The pods are configured with the `GOOGLE_APPLICATION_DEFAULTS` environment variable is set, which is automatically used by GCP client libraries, and the `GOOGLE_CLOUD_PROJECT` environment variable is set, as are several other historical environment variables. The addon also configures [registry pull secrets](https://kubernetes.io/docs/tasks/configure-pod-container/pull-image-private-registry/) to allow the cluster to access container images hosted in your project's [Artifact Registry](https://cloud.google.com/artifact-registry) and [Google Container Registry](https://cloud.google.com/container-registry).
## Tutorial
- Start a cluster:
```shell
minikube start
```
```
😄 minikube v1.12.0 on Darwin 10.15.5
✨ Automatically selected the docker driver. Other choices: hyperkit, virtualbox
👍 Starting control plane node minikube in cluster minikube
🔥 Creating docker container (CPUs=2, Memory=3892MB) ...
🐳 Preparing Kubernetes v1.18.3 on Docker 19.03.2 ...
🔎 Verifying Kubernetes components...
🌟 Enabled addons: default-storageclass, storage-provisioner
🏄 Done! kubectl is now configured to use "minikube"
```
- Enable the `gcp-auth` addon:
```shell
minikube addons enable gcp-auth
```
```
🔎 Verifying gcp-auth addon...
📌 Your GCP credentials will now be mounted into every pod created in the minikube cluster.
📌 If you don't want credential mounted into a specific pod, add a label with the `gcp-auth-skip-secret` key to your pod configuration.
🌟 The 'gcp-auth' addon is enabled
```
- For credentials in an arbitrary path:
```shell
export GOOGLE_APPLICATION_CREDENTIALS=<creds-path>.json
minikube addons enable gcp-auth
```
- Deploy your GCP app as normal:
```shell
kubectl apply -f test.yaml
```
```
deployment.apps/pytest created
```
Everything should work as expected.
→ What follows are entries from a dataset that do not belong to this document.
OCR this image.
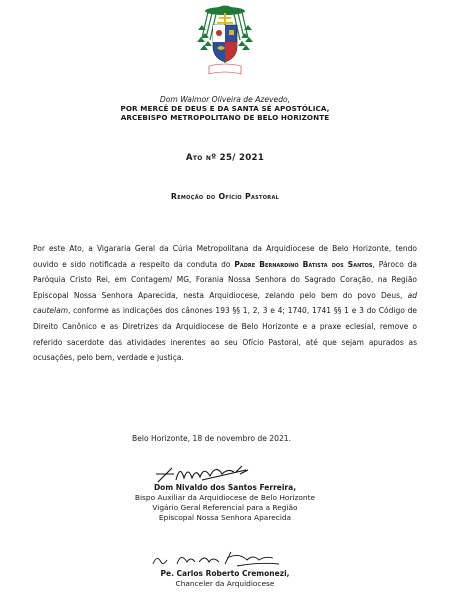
Dom Walmor Oliveira de Azevedo,
POR MERCÊ DE DEUS E DA SANTA SÉ APOSTÓLICA,
ARCEBISPO METROPOLITANO DE BELO HORIZONTE
Ato nº 25/ 2021
Remoção do Ofício Pastoral
Por este Ato, a Vigararia Geral da Cúria Metropolitana da Arquidiocese de Belo Horizonte, tendo ouvido e sido notificada a respeito da conduta do Padre Bernardino Batista dos Santos, Pároco da Paróquia Cristo Rei, em Contagem/ MG, Forania Nossa Senhora do Sagrado Coração, na Região Episcopal Nossa Senhora Aparecida, nesta Arquidiocese, zelando pelo bem do povo Deus, ad cautelam, conforme as indicações dos cânones 193 §§ 1, 2, 3 e 4; 1740, 1741 §§ 1 e 3 do Código de Direito Canônico e as Diretrizes da Arquidiocese de Belo Horizonte e a praxe eclesial, remove o referido sacerdote das atividades inerentes ao seu Ofício Pastoral, até que sejam apurados as ocusações, pelo bem, verdade e justiça.
Belo Horizonte, 18 de novembro de 2021.
Dom Nivaldo dos Santos Ferreira,
Bispo Auxiliar da Arquidiocese de Belo Horizonte
Vigário Geral Referencial para a Região
Episcopal Nossa Senhora Aparecida
Pe. Carlos Roberto Cremonezi,
Chanceler da Arquidiocese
You can run `kubectl describe` on your pods to see the environment variables we inject.
As explained in the output above, if you have a pod you don't want to inject with your credentials, all you need to do is add the `gcp-auth-skip-secret` label:
<pre>
apiVersion: apps/v1
kind: Deployment
metadata:
name: pytest
spec:
selector:
matchLabels:
app: pytest
replicas: 2
template:
metadata:
labels:
app: pytest
<b>gcp-auth-skip-secret: "true"</b>
spec:
containers:
- name: py-test
imagePullPolicy: Never
image: local-pytest
ports:
- containerPort: 80
</pre>
## Refreshing existing pods
If you had already deployed pods to your minikube cluster before enabling the gcp-auth addon, then these pods will not have any GCP credentials. There are two ways to solve this issue.
1. If you use a Deployment to deploy your pods, just delete the existing pods with `kubectl delete pod <pod_name>`. The deployment will then automatically recreate the pod and it will have the correct credentials.
2. minikube can delete and recreate your pods for you, by running `minikube addons enable gcp-auth --refresh`. It does not matter if you have already enabled the addon or not.